I pulled away from the stop sign and aimed for the hill that marks the start of the Dragon run.  It’s steep grade conveniently forces you to accelerate as you approach the first bend to the left that leads to a far sharper one going to the right.  In a moment you are crossing from North Carolina into Tennessee with the boundary marked by a chain link fence that is only interrupted by the tarmac of the road.

I chose to go out early so that traffic would be very light and the chance that police would be out was minimal.  Even though it was early the road was clear of moisture and there was plenty of light coming through the green canopy of trees.
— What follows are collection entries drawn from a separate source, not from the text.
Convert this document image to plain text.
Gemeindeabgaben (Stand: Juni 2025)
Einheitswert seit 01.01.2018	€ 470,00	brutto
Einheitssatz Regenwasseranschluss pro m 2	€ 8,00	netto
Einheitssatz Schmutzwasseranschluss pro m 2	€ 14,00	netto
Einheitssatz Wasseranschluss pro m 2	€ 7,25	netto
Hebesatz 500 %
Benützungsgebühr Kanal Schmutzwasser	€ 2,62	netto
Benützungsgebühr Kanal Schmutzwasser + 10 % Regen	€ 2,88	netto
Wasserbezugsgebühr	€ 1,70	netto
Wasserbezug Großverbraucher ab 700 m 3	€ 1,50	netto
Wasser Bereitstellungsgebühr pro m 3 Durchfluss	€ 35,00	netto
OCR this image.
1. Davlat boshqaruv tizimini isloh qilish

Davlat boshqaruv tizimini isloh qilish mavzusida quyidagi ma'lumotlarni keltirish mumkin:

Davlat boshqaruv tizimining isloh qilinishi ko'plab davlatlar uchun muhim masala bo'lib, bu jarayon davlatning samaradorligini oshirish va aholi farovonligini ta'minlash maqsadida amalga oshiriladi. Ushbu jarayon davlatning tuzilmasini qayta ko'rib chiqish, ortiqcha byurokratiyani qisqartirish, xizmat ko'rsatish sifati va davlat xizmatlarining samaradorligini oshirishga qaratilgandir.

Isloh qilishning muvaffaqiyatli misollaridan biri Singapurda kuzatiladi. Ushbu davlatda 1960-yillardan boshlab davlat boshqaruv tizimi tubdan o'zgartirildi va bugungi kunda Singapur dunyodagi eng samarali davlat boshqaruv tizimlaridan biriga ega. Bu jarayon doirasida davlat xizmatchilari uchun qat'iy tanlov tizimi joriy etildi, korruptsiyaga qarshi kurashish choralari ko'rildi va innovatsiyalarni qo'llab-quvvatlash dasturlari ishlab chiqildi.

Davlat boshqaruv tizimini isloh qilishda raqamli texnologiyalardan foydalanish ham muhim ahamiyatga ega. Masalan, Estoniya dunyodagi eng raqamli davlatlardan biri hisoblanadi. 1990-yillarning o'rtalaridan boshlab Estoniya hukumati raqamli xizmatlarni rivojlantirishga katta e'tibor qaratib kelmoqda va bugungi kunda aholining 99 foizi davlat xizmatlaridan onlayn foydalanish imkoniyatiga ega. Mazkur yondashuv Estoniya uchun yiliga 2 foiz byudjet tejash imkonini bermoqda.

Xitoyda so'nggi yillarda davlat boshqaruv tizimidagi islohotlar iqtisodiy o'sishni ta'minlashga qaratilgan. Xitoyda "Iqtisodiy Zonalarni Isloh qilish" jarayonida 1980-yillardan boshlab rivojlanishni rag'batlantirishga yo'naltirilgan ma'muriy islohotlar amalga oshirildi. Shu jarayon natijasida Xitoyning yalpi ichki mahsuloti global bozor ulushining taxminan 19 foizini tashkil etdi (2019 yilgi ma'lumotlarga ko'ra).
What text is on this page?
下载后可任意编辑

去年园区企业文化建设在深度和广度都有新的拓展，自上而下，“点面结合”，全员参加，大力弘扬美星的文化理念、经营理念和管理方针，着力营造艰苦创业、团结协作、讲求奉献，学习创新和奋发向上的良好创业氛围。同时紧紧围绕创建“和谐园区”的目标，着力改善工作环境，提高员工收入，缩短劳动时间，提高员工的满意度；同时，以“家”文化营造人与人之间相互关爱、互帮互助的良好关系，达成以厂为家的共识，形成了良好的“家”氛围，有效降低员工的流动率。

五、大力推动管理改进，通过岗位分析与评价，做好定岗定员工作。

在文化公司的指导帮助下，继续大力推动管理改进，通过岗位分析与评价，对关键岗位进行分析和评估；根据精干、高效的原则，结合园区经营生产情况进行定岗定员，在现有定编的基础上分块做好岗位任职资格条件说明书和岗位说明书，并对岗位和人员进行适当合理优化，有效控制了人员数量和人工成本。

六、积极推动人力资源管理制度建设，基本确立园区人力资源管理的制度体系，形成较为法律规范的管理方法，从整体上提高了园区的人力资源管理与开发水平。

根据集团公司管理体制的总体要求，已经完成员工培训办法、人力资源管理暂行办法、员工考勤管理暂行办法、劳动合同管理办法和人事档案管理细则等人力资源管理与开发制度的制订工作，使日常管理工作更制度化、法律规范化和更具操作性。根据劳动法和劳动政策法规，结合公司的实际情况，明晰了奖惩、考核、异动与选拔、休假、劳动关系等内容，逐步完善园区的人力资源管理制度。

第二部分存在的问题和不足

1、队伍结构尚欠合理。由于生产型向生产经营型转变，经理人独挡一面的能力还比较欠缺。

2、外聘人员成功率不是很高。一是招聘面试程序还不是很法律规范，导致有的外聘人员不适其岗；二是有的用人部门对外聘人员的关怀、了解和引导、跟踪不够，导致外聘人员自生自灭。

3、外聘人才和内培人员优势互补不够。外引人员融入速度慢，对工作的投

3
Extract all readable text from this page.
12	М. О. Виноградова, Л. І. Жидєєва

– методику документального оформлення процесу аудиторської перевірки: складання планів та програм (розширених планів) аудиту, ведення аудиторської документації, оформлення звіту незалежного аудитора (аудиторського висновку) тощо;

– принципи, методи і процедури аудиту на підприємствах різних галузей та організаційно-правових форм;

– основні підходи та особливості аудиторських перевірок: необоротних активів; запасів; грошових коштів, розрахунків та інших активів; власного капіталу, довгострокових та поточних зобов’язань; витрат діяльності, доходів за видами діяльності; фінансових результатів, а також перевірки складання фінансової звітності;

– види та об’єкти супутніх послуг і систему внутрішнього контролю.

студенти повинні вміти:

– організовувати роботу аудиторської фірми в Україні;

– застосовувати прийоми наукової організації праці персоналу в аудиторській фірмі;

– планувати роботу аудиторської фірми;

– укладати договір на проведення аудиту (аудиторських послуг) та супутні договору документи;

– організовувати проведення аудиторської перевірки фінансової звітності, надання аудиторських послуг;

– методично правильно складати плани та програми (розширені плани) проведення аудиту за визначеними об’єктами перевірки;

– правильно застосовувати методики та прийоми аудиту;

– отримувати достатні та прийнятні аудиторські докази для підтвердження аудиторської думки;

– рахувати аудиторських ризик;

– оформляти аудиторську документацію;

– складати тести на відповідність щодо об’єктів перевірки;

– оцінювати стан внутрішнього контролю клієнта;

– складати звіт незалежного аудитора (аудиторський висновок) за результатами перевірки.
It had been about five years since I had run the Dragon and I wanted to see how much of it would come back to me.  With 318 turns to remember, I wasn’t overly optimistic.  Much of it did come back to me.  Certainly not as familiar as it might be if I drove it on a daily basis, but enough so that I felt I could get a good rhythm on the subsequent runs.

While the seven miles of road that I had taken to get to Deals Gap had many tight turns, they were not as serpentine as the Dragon.  I had forgotten just how much banking was built in to the turns and especially the tight switchbacks.

I was giving myself time to get used to the road and learn the best gear to take various turns in.  I kept the revs lower and the gears higher so I ended up using the brakes more than I would have liked.  There was no brake fade with the Brembo’s, but I could feel the heat building up.  Finally I came to the scenic overlook that was just a mile or so from the end and stopped to check out the view and see how warm the tires were getting.  The car was doing very well and the tires were nice and warm and feeling sticky as my hand ran over the tread.  I was anxious to complete the run and head back, this time asking much more out of the car.

The return run was done with a lower gear and much higher revs.  The oil temperature gauge had been about 90 degrees C and was now hitting 100 C.  That is about 212 F.  The grip was amazing on the two-lane mountain road and with the steep banking I could really power my way around the tight switchbacks.  The Evolution’s chassis is very ridged and it would lift the inside rear wheel on the tighter corners.  Losing that much traction at one wheel didn’t phase the drive-train one bit as the torque was transferred to the tires that had grip.

Driving the Dragon at speed is very much like being on a rollercoaster ride that you are in complete control of. 

Then the chain link fence came into view and I was back at Deals Gap and North Carolina.

I smiled at completing my first run of the weekend and I headed back to get some breakfast at Fontana Village.  There would be more runs, but in a short while there would be traffic and police adding to the equation. 

The drive back along the river was quite different as I was primed to keep the speed at the level I had just used, but my head told me to use the road back as a cool-down lap and give the car a chance to relax.  Not to say that I didn’t kick it up a level from what I had driven at when I drove out, but it did give the oil a chance to cool down and it was good for the brakes to have morning air rushing past instead of hot pads clamping down.

Later in the day I went out and sure enough the Tennessee State Police were out scanning with radar along with a couple of Sheriff’s cars.  I heard that one person got nailed for doing 84 in a 30 mph zone. 

It was still fun to get out and take those turns some more.  Now the photographers were out.  They hang out at various corners and take thousands of shots of cars as they drive through.  Later they post them on their web sites and will gladly sell you any that you find you like.